In May 2019, I stopped doing my Words On Flicks podcast. This was partially beause of changes in my hosting platform and partly because ... I was tired. I was doing a live podcast every week, scripting it out for the most part because I'm not really that spontaneous, and working on getting guests.
When the podcast ended, I also slacked on writing any reviews on the Words On Flicks blog. Though there were still marvelous films being produced and released, I felt that I couldn't keep up with everything. I started to feel that I was one small voice in a maelstrom of bigger, louder voices of film analysis and film criticism, one tiny blip if old-fashioned radio talk in a world of tech bells and whistles, and few people were listening. This was partly due to the fact that I have never been a tech wizard and am certainly not the best at promoting myself.
Then 2020 began. We had aleady begun a reckoning in the cultural and political landscape as our maniac president was impeached but avoided conviction. Basketball hero Kobe Bryant was killed. Then by summer we rallied around #BlackLivesMatter, watching in horror as agaim and again, innocent people of color were killed for no reason. The coronavirus pandemic swooped in with a vengeance in March, shutting down large swaths of the country and beginning to fill hospital wards and, terrifyingly, funeral parlors. The West Coast was consumed by raging wildfires. A major explosion that could have been avoided tore through Beirut, killing hundreds and exposing Lebanon's faulty infrastructure. Hurricanes and tornadoes tore up oarts of the country. In the meantime, Covid 19 raged on, with officials ordering us to stay home and stay distanced, keeping us from our loved ones, limiting plans for socializing and travel, altering our work or taking it away altogether, forcing us to educate and entertain children who would have been in school, and challenging us to contemplate the fact that a random lapse in caution could lead to a death: ours or that of someone close to us. That is A LOT.

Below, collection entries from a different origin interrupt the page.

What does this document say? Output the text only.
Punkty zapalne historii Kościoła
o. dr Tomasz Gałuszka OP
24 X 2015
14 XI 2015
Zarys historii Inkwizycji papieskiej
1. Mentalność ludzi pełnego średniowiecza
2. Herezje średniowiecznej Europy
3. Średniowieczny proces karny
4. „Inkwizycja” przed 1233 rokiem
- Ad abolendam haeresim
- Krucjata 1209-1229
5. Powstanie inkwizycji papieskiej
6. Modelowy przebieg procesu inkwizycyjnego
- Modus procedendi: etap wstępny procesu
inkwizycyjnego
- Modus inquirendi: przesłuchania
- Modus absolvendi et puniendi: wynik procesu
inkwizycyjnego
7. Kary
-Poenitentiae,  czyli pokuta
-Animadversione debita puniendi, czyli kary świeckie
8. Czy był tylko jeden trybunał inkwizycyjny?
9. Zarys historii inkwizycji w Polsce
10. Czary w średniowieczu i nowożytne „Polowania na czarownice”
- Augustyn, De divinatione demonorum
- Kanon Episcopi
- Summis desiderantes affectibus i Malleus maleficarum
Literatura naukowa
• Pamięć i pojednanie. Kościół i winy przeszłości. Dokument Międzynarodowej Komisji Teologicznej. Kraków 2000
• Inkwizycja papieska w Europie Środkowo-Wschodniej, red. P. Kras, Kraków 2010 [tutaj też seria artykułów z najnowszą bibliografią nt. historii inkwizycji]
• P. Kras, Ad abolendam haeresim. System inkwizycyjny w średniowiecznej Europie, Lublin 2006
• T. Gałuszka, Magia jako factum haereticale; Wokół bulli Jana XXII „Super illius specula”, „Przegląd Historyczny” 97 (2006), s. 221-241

So I felt a bit burnt out and uninspired. In the midst of all of this, I wondered, do we still care about movies? Other than being mindless entertainment to divert us from these horrors, inconveniences, and conundrums, are movies important enough to continue to enjoy and discuss? These were my thoughts as I let 2020 slip by with no blog posts and the podcast buried.
Now it's 2021. Things are not much better; though we have elected a new president and the first female vice president of color, I would venture to say that the climate is not much changed otherwise. We're still mostly homebound. Our president is being impeached AGAIN. We just saw our Capitol mobbed and ransacked.
However, movies are still happening. Movies continue to be produced and enjoyed. Good movies! Now as ever before, movies are our comfort food, whether we watch them for the first time or for the hundredth time. Movies carry subtle and not so subtle messages, about our humanity, our resilience, our values, our dreams. Filmed stories influence our thinking, provide share experience, contain clues about how we behave and how we should or should not behave. They educate us about corners of history we didn't previously know (though often from a biased point of view); the propose previously unimagined scenarios and challenge our thinking about them. And yes, they divert and entertain us when the real world gets touch to cope with. That's a good thing, a hopeful thing. We can still enjoy them. And in doing so, we support new films and therefore support the people and the industry who make them.
So I have decided that this year, I am reviving Words On Flicks and I hope you will come along on the journey to share your thoughts, ideas, and opinions. The Words On Flicks podcast will launch in its second iteration sometime next month. I'll keep you posted.